Waving red flags, thousands of striking airport workers held protests Thursday across India, disrupting air travel and forcing airlines to cancel flights.
Nearly 20,000 employees went on a 12-hour strike to protest the government's decision to let private companies operate the country's two largest airports in New Delhi and Bombay.
Private domestic airlines canceled dozens of flights despite an assurance by Civil Aviation Minister Praful Patel that the government would maintain normal air services.
"Strike is our only remaining weapon to stop this unnecessary privatization of our airports," said Nitin Jadhav, a leader of the state-run Airport Authority of India Employees Joint Forum, which organized the action.
Carrying red flags, airport workers held protest demonstrations outside New Delhi's Indira Gandhi International Airport.
India plans to let private companies run the two airports on 30-year leases and government stakes in the airports would be capped at 26 percent.

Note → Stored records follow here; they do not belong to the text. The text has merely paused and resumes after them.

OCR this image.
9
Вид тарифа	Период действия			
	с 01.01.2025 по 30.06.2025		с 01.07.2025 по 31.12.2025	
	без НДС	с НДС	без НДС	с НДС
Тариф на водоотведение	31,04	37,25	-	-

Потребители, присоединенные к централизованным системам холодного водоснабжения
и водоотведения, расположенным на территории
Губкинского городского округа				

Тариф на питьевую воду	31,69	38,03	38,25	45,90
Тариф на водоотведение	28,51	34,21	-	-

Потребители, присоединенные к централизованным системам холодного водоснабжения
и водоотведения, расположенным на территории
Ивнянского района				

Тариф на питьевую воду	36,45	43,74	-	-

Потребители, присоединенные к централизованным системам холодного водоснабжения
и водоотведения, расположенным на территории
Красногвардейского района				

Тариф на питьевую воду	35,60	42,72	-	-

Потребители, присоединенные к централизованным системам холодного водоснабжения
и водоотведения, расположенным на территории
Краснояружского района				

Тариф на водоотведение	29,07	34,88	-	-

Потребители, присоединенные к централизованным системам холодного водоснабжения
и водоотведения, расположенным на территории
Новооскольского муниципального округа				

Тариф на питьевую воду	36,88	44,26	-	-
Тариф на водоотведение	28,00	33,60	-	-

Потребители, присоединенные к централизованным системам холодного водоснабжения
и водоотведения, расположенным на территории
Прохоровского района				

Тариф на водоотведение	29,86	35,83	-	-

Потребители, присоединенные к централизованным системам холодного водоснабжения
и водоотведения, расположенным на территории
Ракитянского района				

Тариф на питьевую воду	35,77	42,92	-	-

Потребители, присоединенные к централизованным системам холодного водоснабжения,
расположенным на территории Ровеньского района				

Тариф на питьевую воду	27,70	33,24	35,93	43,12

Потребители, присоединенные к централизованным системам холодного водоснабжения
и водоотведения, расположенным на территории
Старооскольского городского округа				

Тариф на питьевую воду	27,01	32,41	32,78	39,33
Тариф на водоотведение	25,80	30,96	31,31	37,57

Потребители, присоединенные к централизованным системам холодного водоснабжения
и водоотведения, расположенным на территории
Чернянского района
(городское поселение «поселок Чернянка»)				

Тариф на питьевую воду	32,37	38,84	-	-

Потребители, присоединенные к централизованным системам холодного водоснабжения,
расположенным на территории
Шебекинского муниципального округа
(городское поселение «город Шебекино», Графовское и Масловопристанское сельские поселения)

A government official said two state-run airlines, Air-India and Indian Airlines, would operate all their flights on Thursday.
The worst-hit was the eastern city of Calcutta.
No flights operated from Calcutta's Netaji Subhash Chandra Airport on Thursday morning, according to Press Trust of India.
Only two flights took off from New Delhi's two airports out of the 50 scheduled during the first hour of the strike, the AP reports.